I am having the exact same problem with my Kross smart pad and can't find anyone who knows whats going on.
I have an iphone that connects to my rogers wifi and my wife has a Google Galaxy that connects.
This is seriously annoying!


----------



## erinhaleyrose

Hi Everybody I believe I have a resolution to your connection problem  I have the exact same Tablet I got it for my daughter for Christmas. It was only yesterday I got it all figured out, believe me it was a disappointing christmas having a gift that was useless!! 

The problem I was having was similar to yours when I go into Wireless Networks and scan my Network show however when I go to connect it would keep going from scanning, to connecting, to disconnecting and that is all would happen. Knowing there wasn't a problem with by network due to the fact that I have like 6 other devices connected, no issues I figured there was something wrong with the Tablet. I called the company, which was hard to locate a phone number for, there was nothing listed in the instruction manual nowhere but there was a website. On that website I searched the model number of the Tablet and located it, with better instructions in a pdf form. Still no help so on that site I found a 1-800#.. and they were useless!! Last off I contacted the retailer that I purchased it from and the owner experienced the same issue with other Tablets he sold and he had a resolution for the problem.. Its something to do with the Wireless Network your using. I had a Gateway modem from my ISP, I had to hook up a regular router to the gateway modem, I used a DLINK and just like that as soon as the router booted up the Tablet picked up the Network and was connected within 2 seconds.. After all that I got to say the Tablet performs really well for a cheaper version Tablet eventhough there customer service SUCK! 

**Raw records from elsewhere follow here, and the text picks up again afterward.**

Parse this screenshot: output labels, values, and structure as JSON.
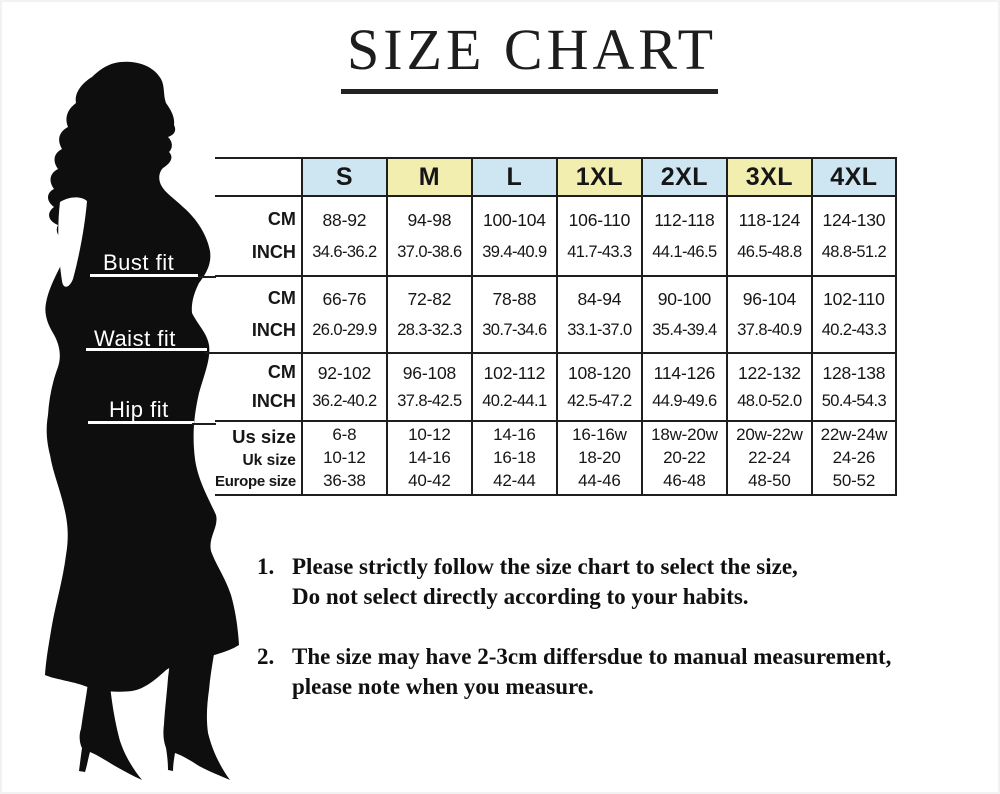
{
  "title": "SIZE CHART",
  "figure": {
    "silhouette": "plus-size woman in long dress and heels",
    "labels": [
      {
        "text": "Bust fit"
      },
      {
        "text": "Waist fit"
      },
      {
        "text": "Hip fit"
      }
    ]
  },
  "table": {
    "size_headers": [
      "S",
      "M",
      "L",
      "1XL",
      "2XL",
      "3XL",
      "4XL"
    ],
    "header_colors": [
      "#cee5f2",
      "#f1eeb0",
      "#cee5f2",
      "#f1eeb0",
      "#cee5f2",
      "#f1eeb0",
      "#cee5f2"
    ],
    "bands": [
      {
        "name": "bust",
        "rows": [
          {
            "label": "CM",
            "values": [
              "88-92",
              "94-98",
              "100-104",
              "106-110",
              "112-118",
              "118-124",
              "124-130"
            ]
          },
          {
            "label": "INCH",
            "values": [
              "34.6-36.2",
              "37.0-38.6",
              "39.4-40.9",
              "41.7-43.3",
              "44.1-46.5",
              "46.5-48.8",
              "48.8-51.2"
            ]
          }
        ]
      },
      {
        "name": "waist",
        "rows": [
          {
            "label": "CM",
            "values": [
              "66-76",
              "72-82",
              "78-88",
              "84-94",
              "90-100",
              "96-104",
              "102-110"
            ]
          },
          {
            "label": "INCH",
            "values": [
              "26.0-29.9",
              "28.3-32.3",
              "30.7-34.6",
              "33.1-37.0",
              "35.4-39.4",
              "37.8-40.9",
              "40.2-43.3"
            ]
          }
        ]
      },
      {
        "name": "hip",
        "rows": [
          {
            "label": "CM",
            "values": [
              "92-102",
              "96-108",
              "102-112",
              "108-120",
              "114-126",
              "122-132",
              "128-138"
            ]
          },
          {
            "label": "INCH",
            "values": [
              "36.2-40.2",
              "37.8-42.5",
              "40.2-44.1",
              "42.5-47.2",
              "44.9-49.6",
              "48.0-52.0",
              "50.4-54.3"
            ]
          }
        ]
      },
      {
        "name": "conversion",
        "rows": [
          {
            "label": "Us size",
            "values": [
              "6-8",
              "10-12",
              "14-16",
              "16-16w",
              "18w-20w",
              "20w-22w",
              "22w-24w"
            ]
          },
          {
            "label": "Uk size",
            "values": [
              "10-12",
              "14-16",
              "16-18",
              "18-20",
              "20-22",
              "22-24",
              "24-26"
            ]
          },
          {
            "label": "Europe size",
            "values": [
              "36-38",
              "40-42",
              "42-44",
              "44-46",
              "46-48",
              "48-50",
              "50-52"
            ]
          }
        ]
      }
    ]
  },
  "notes": [
    {
      "number": "1.",
      "lines": [
        "Please strictly follow the size chart to select the size,",
        "Do not select directly according to your habits."
      ]
    },
    {
      "number": "2.",
      "lines": [
        "The size may have 2-3cm differsdue to manual measurement,",
        "please note when you measure."
      ]
    }
  ]
}
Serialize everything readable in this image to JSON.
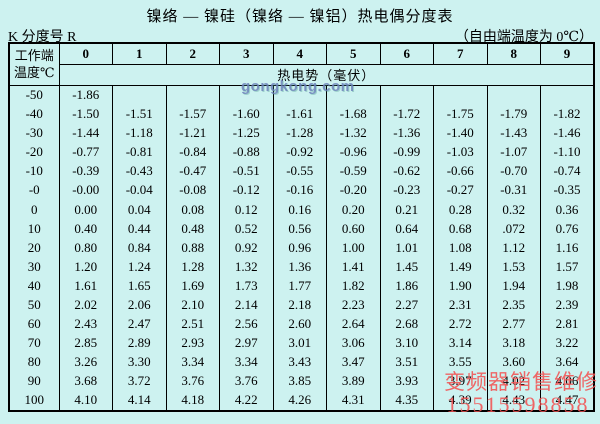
{
  "page": {
    "title": "镍络 — 镍硅（镍络 — 镍铝）热电偶分度表",
    "subtitle_left": "K 分度号 R",
    "subtitle_right": "（自由端温度为 0℃）"
  },
  "table": {
    "corner_header_line1": "工作端",
    "corner_header_line2": "温度℃",
    "col_headers": [
      "0",
      "1",
      "2",
      "3",
      "4",
      "5",
      "6",
      "7",
      "8",
      "9"
    ],
    "span_header": "热电势（毫伏）",
    "rows": [
      {
        "temp": "-50",
        "values": [
          "-1.86",
          "",
          "",
          "",
          "",
          "",
          "",
          "",
          "",
          ""
        ]
      },
      {
        "temp": "-40",
        "values": [
          "-1.50",
          "-1.51",
          "-1.57",
          "-1.60",
          "-1.61",
          "-1.68",
          "-1.72",
          "-1.75",
          "-1.79",
          "-1.82"
        ]
      },
      {
        "temp": "-30",
        "values": [
          "-1.44",
          "-1.18",
          "-1.21",
          "-1.25",
          "-1.28",
          "-1.32",
          "-1.36",
          "-1.40",
          "-1.43",
          "-1.46"
        ]
      },
      {
        "temp": "-20",
        "values": [
          "-0.77",
          "-0.81",
          "-0.84",
          "-0.88",
          "-0.92",
          "-0.96",
          "-0.99",
          "-1.03",
          "-1.07",
          "-1.10"
        ]
      },
      {
        "temp": "-10",
        "values": [
          "-0.39",
          "-0.43",
          "-0.47",
          "-0.51",
          "-0.55",
          "-0.59",
          "-0.62",
          "-0.66",
          "-0.70",
          "-0.74"
        ]
      },
      {
        "temp": "-0",
        "values": [
          "-0.00",
          "-0.04",
          "-0.08",
          "-0.12",
          "-0.16",
          "-0.20",
          "-0.23",
          "-0.27",
          "-0.31",
          "-0.35"
        ]
      },
      {
        "temp": "0",
        "values": [
          "0.00",
          "0.04",
          "0.08",
          "0.12",
          "0.16",
          "0.20",
          "0.21",
          "0.28",
          "0.32",
          "0.36"
        ]
      },
      {
        "temp": "10",
        "values": [
          "0.40",
          "0.44",
          "0.48",
          "0.52",
          "0.56",
          "0.60",
          "0.64",
          "0.68",
          ".072",
          "0.76"
        ]
      },
      {
        "temp": "20",
        "values": [
          "0.80",
          "0.84",
          "0.88",
          "0.92",
          "0.96",
          "1.00",
          "1.01",
          "1.08",
          "1.12",
          "1.16"
        ]
      },
      {
        "temp": "30",
        "values": [
          "1.20",
          "1.24",
          "1.28",
          "1.32",
          "1.36",
          "1.41",
          "1.45",
          "1.49",
          "1.53",
          "1.57"
        ]
      },
      {
        "temp": "40",
        "values": [
          "1.61",
          "1.65",
          "1.69",
          "1.73",
          "1.77",
          "1.82",
          "1.86",
          "1.90",
          "1.94",
          "1.98"
        ]
      },
      {
        "temp": "50",
        "values": [
          "2.02",
          "2.06",
          "2.10",
          "2.14",
          "2.18",
          "2.23",
          "2.27",
          "2.31",
          "2.35",
          "2.39"
        ]
      },
      {
        "temp": "60",
        "values": [
          "2.43",
          "2.47",
          "2.51",
          "2.56",
          "2.60",
          "2.64",
          "2.68",
          "2.72",
          "2.77",
          "2.81"
        ]
      },
      {
        "temp": "70",
        "values": [
          "2.85",
          "2.89",
          "2.93",
          "2.97",
          "3.01",
          "3.06",
          "3.10",
          "3.14",
          "3.18",
          "3.22"
        ]
      },
      {
        "temp": "80",
        "values": [
          "3.26",
          "3.30",
          "3.34",
          "3.34",
          "3.43",
          "3.47",
          "3.51",
          "3.55",
          "3.60",
          "3.64"
        ]
      },
      {
        "temp": "90",
        "values": [
          "3.68",
          "3.72",
          "3.76",
          "3.76",
          "3.85",
          "3.89",
          "3.93",
          "3.97",
          "4.02",
          "4.06"
        ]
      },
      {
        "temp": "100",
        "values": [
          "4.10",
          "4.14",
          "4.18",
          "4.22",
          "4.26",
          "4.31",
          "4.35",
          "4.39",
          "4.43",
          "4.47"
        ]
      }
    ]
  },
  "watermarks": {
    "gongkong": "gongkong.com",
    "seller_line1": "变频器销售维修",
    "seller_line2": "15515598858"
  },
  "colors": {
    "background": "#cdf2f0",
    "border": "#000000",
    "text": "#000000",
    "gongkong_watermark": "#6c80b9",
    "seller_watermark": "#f25252"
  }
}
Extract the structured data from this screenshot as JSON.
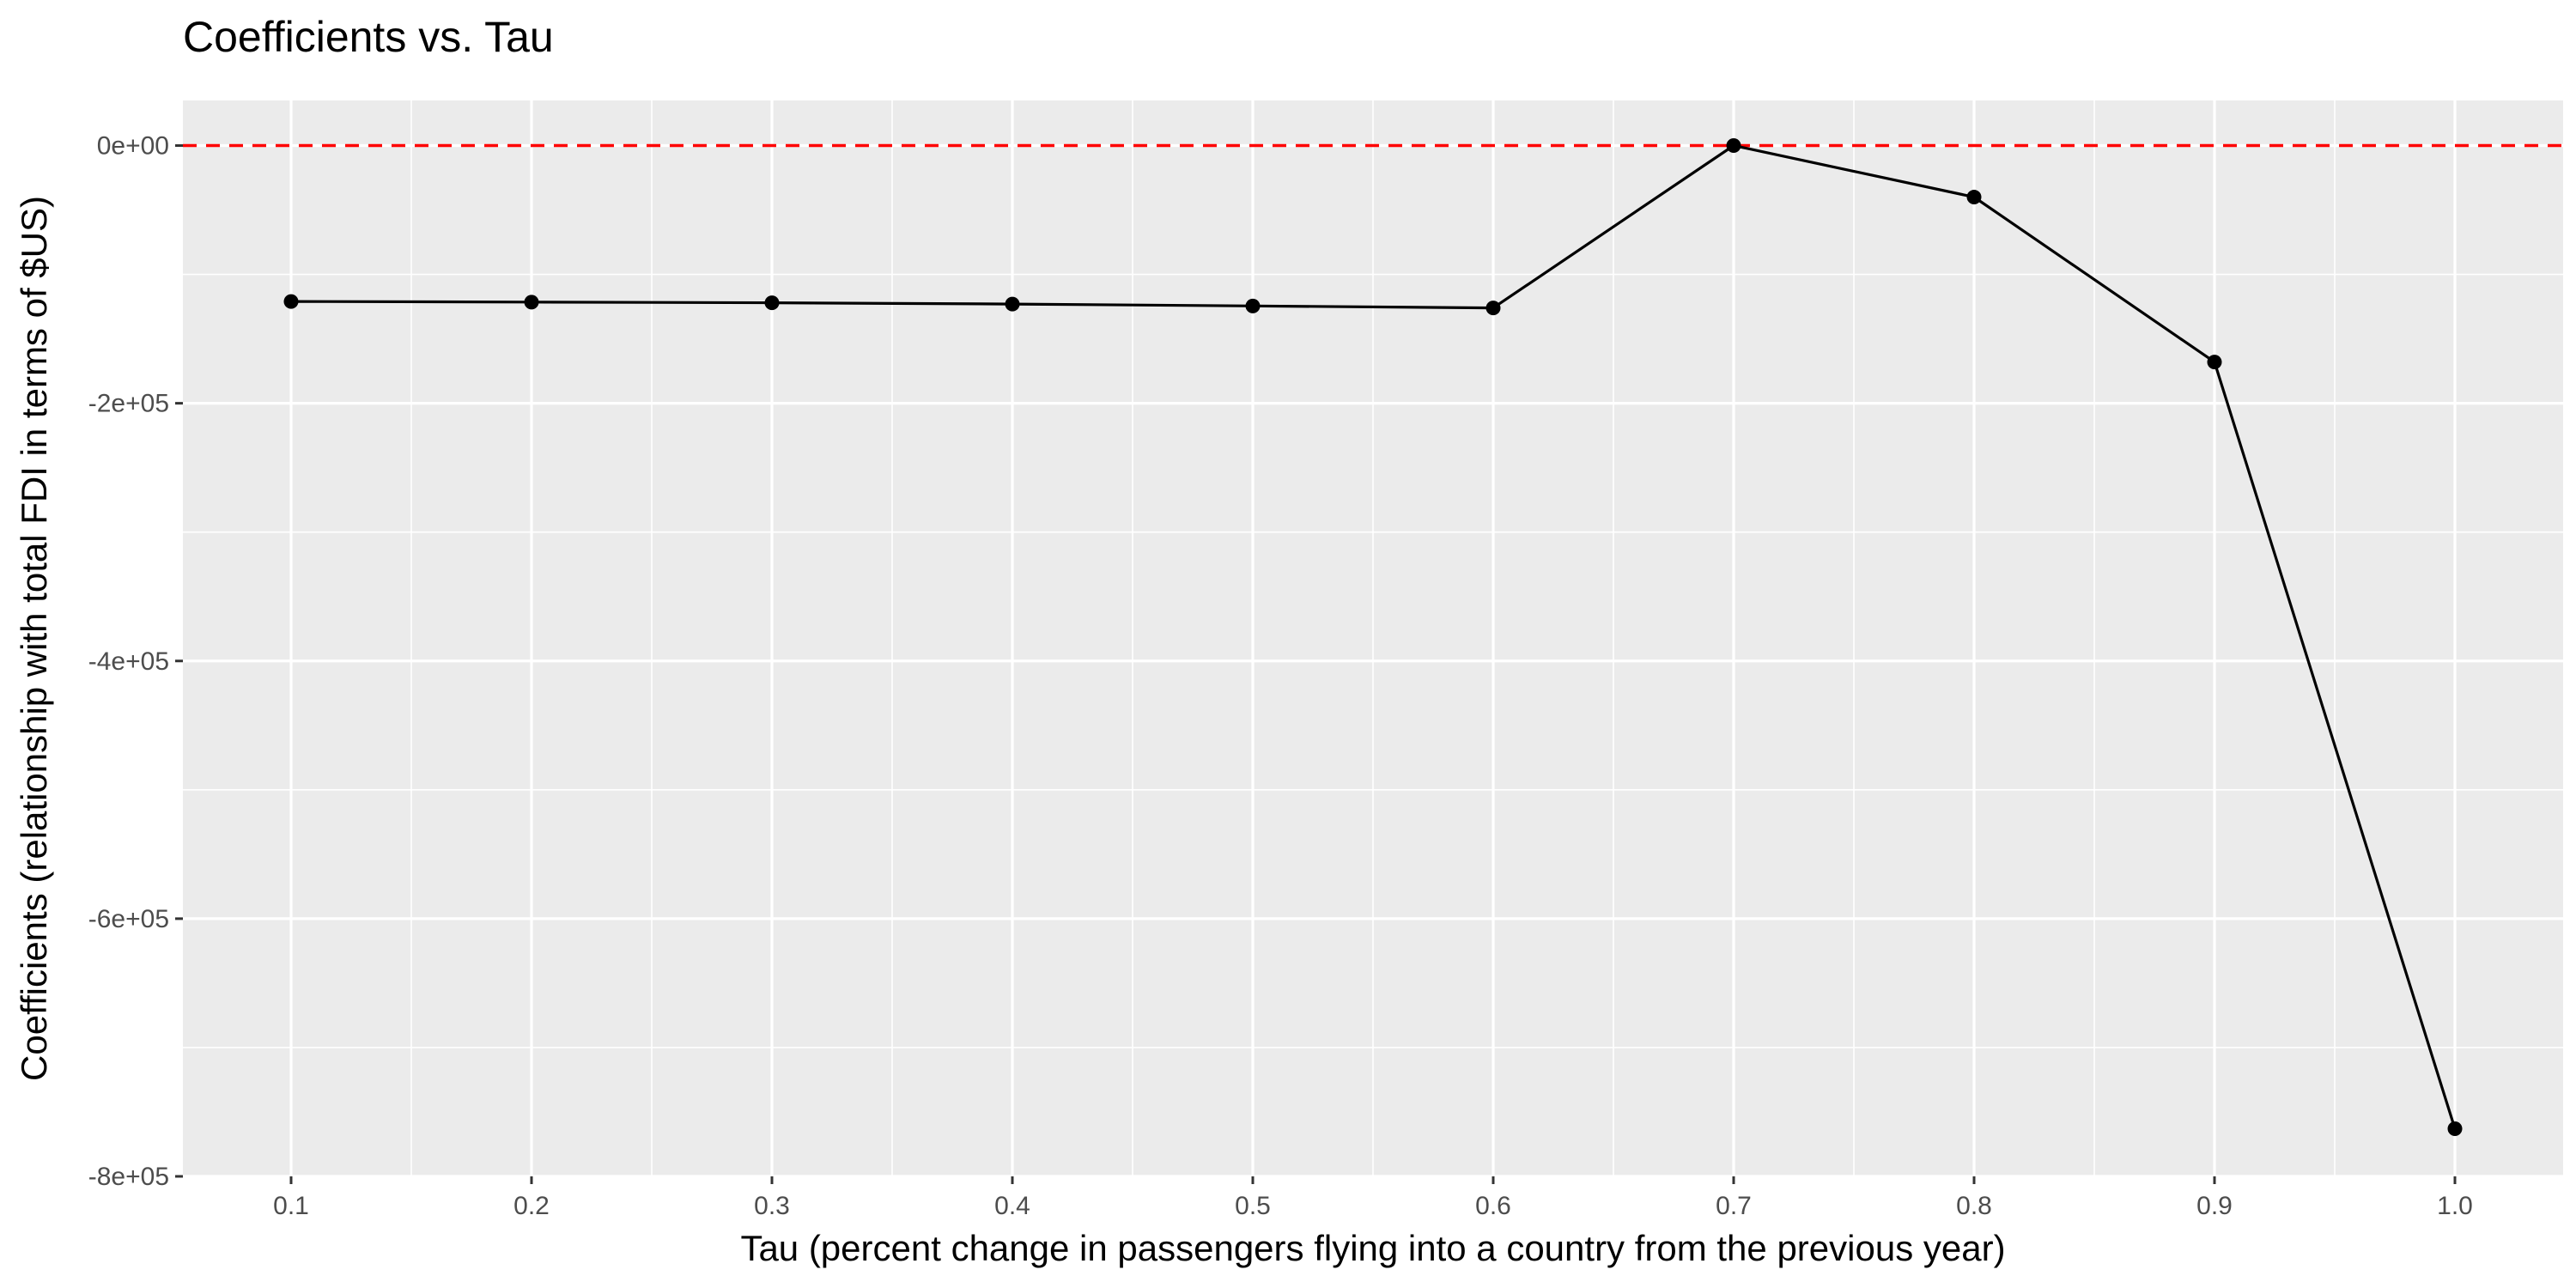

Hope the resolution helps you like it helped me!!


----------



## trene

I gor the same k.r.o.s.s Android vs2.3 tablet for xmas. I hadno problems comnectkng to my network. I am however having diffi ul difficulties with Android market and other sites that have an Android app link. It ofte replie back that it is unable to install on an iphone/ipad device. I need a flash player app thats compatible with Android vs, 2.3. Can anyone provide feedback?


----------



## righton

I got the KROSS android2.3 tablet last week,connects to everything fine, i have to admit its pretty amazing considering the price and other options out there, i would say best andriod tablet in that price range


----------



## righton

whats the router you using? i got the Kross 742 model recently and its working pretty good and connects perfectly to all devices, try with some other router , sometimes its the older version routers.


----------